DuBois-Walton previously spent 16 years leading the Elm City Communities/Housing Authority of the City of New Haven before succeeding longtime CEO Will Ginsberg. She now heads one of the region’s anchor philanthropic institutions during a period of rising need and federal uncertainty.
For calendar year 2024, the foundation — established in 1928 — received $29.5 million in new gifts and transfers and another $3.8 million in program-related grants, for $33.3 million in total contributions. DuBois-Walton said fundraising is running ahead of that pace this year, helped by several major commitments, including a more than $10 million donation to support civic engagement, basic needs and local nonprofits.
“That was pretty significant,” DuBois-Walton said.

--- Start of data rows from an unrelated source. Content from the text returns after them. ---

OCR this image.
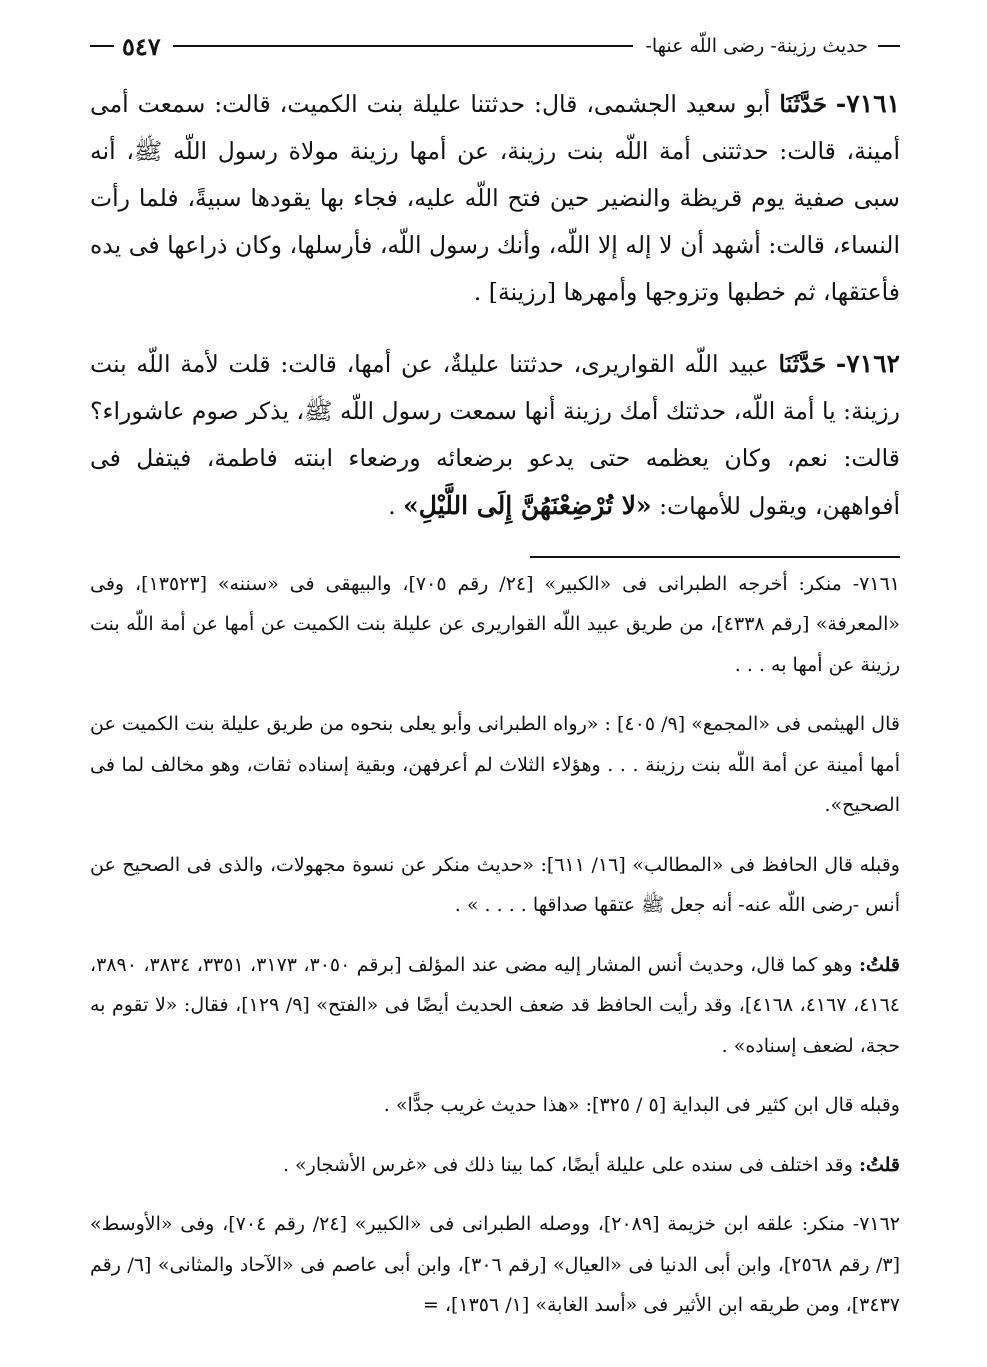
حديث رزينة- رضى اللّه عنها-
٥٤٧

٧١٦١- حَدَّثَنَا أبو سعيد الجشمى، قال: حدثتنا عليلة بنت الكميت، قالت: سمعت أمى أمينة، قالت: حدثتنى أمة اللّه بنت رزينة، عن أمها رزينة مولاة رسول اللّه ﷺ، أنه سبى صفية يوم قريظة والنضير حين فتح اللّه عليه، فجاء بها يقودها سبيةً، فلما رأت النساء، قالت: أشهد أن لا إله إلا اللّه، وأنك رسول اللّه، فأرسلها، وكان ذراعها فى يده فأعتقها، ثم خطبها وتزوجها وأمهرها [رزينة] .

٧١٦٢- حَدَّثَنَا عبيد اللّه القواريرى، حدثتنا عليلةٌ، عن أمها، قالت: قلت لأمة اللّه بنت رزينة: يا أمة اللّه، حدثتك أمك رزينة أنها سمعت رسول اللّه ﷺ، يذكر صوم عاشوراء؟ قالت: نعم، وكان يعظمه حتى يدعو برضعائه ورضعاء ابنته فاطمة، فيتفل فى أفواههن، ويقول للأمهات: «لا تُرْضِعْنَهُنَّ إِلَى اللَّيْلِ» .

٧١٦١- منكر: أخرجه الطبرانى فى «الكبير» [٢٤/ رقم ٧٠٥]، والبيهقى فى «سننه» [١٣٥٢٣]، وفى «المعرفة» [رقم ٤٣٣٨]، من طريق عبيد اللّه القواريرى عن عليلة بنت الكميت عن أمها عن أمة اللّه بنت رزينة عن أمها به . . .

قال الهيثمى فى «المجمع» [٩/ ٤٠٥] : «رواه الطبرانى وأبو يعلى بنحوه من طريق عليلة بنت الكميت عن أمها أمينة عن أمة اللّه بنت رزينة . . . وهؤلاء الثلاث لم أعرفهن، وبقية إسناده ثقات، وهو مخالف لما فى الصحيح».

وقبله قال الحافظ فى «المطالب» [١٦/ ٦١١]: «حديث منكر عن نسوة مجهولات، والذى فى الصحيح عن أنس -رضى اللّه عنه- أنه جعل ﷺ عتقها صداقها . . . . » .

قلتُ: وهو كما قال، وحديث أنس المشار إليه مضى عند المؤلف [برقم ٣٠٥٠، ٣١٧٣، ٣٣٥١، ٣٨٣٤، ٣٨٩٠، ٤١٦٤، ٤١٦٧، ٤١٦٨]، وقد رأيت الحافظ قد ضعف الحديث أيضًا فى «الفتح» [٩/ ١٢٩]، فقال: «لا تقوم به حجة، لضعف إسناده» .

وقبله قال ابن كثير فى البداية [٥ / ٣٢٥]: «هذا حديث غريب جدًّا» .

قلتُ: وقد اختلف فى سنده على عليلة أيضًا، كما بينا ذلك فى «غرس الأشجار» .

٧١٦٢- منكر: علقه ابن خزيمة [٢٠٨٩]، ووصله الطبرانى فى «الكبير» [٢٤/ رقم ٧٠٤]، وفى «الأوسط» [٣/ رقم ٢٥٦٨]، وابن أبى الدنيا فى «العيال» [رقم ٣٠٦]، وابن أبى عاصم فى «الآحاد والمثانى» [٦/ رقم ٣٤٣٧]، ومن طريقه ابن الأثير فى «أسد الغابة» [١/ ١٣٥٦]، =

Most contributions come from local donors or people with ties to the region who establish funds during their lifetime or through estate plans. (In 2023, the organization received $41.9 million in new gifts and transfers.)
Foundation spokesman Matthew Higbee noted that annual grant making is not tied to how much the organization raises, but to a 5.5% spending rate applied to its $667 million endowment.
DuBois-Walton said this year’s giving has been especially meaningful amid federal spending reductions affecting nonprofits and uncertainty around SNAP benefits during the longest government shutdown in U.S. history.
“We’ve been able to increase our fundraising with some significant gifts that were really important, because I think our community has recognized that there are a lot of changes going on, particularly at the federal level, and that has real local impacts,” she said. “We had a significant increase in our basic needs fund, which is really essential right now, about getting food on people’s plates and roofs over people’s heads.”
In 2024, the foundation awarded $31.4 million in grants and distributions across the region, down slightly from $32.7 million the previous year. It didn’t have its 2025 tallies by press time, but in late November announced $425,000 in new basic needs fund grants to 44 local organizations. The awards support essentials such as food, housing and heat and are part of $1.6 million in basic-needs funding distributed so far this year.
Meantime, in September, the organization expanded its development team, hiring Walter Woods as senior vice president of development.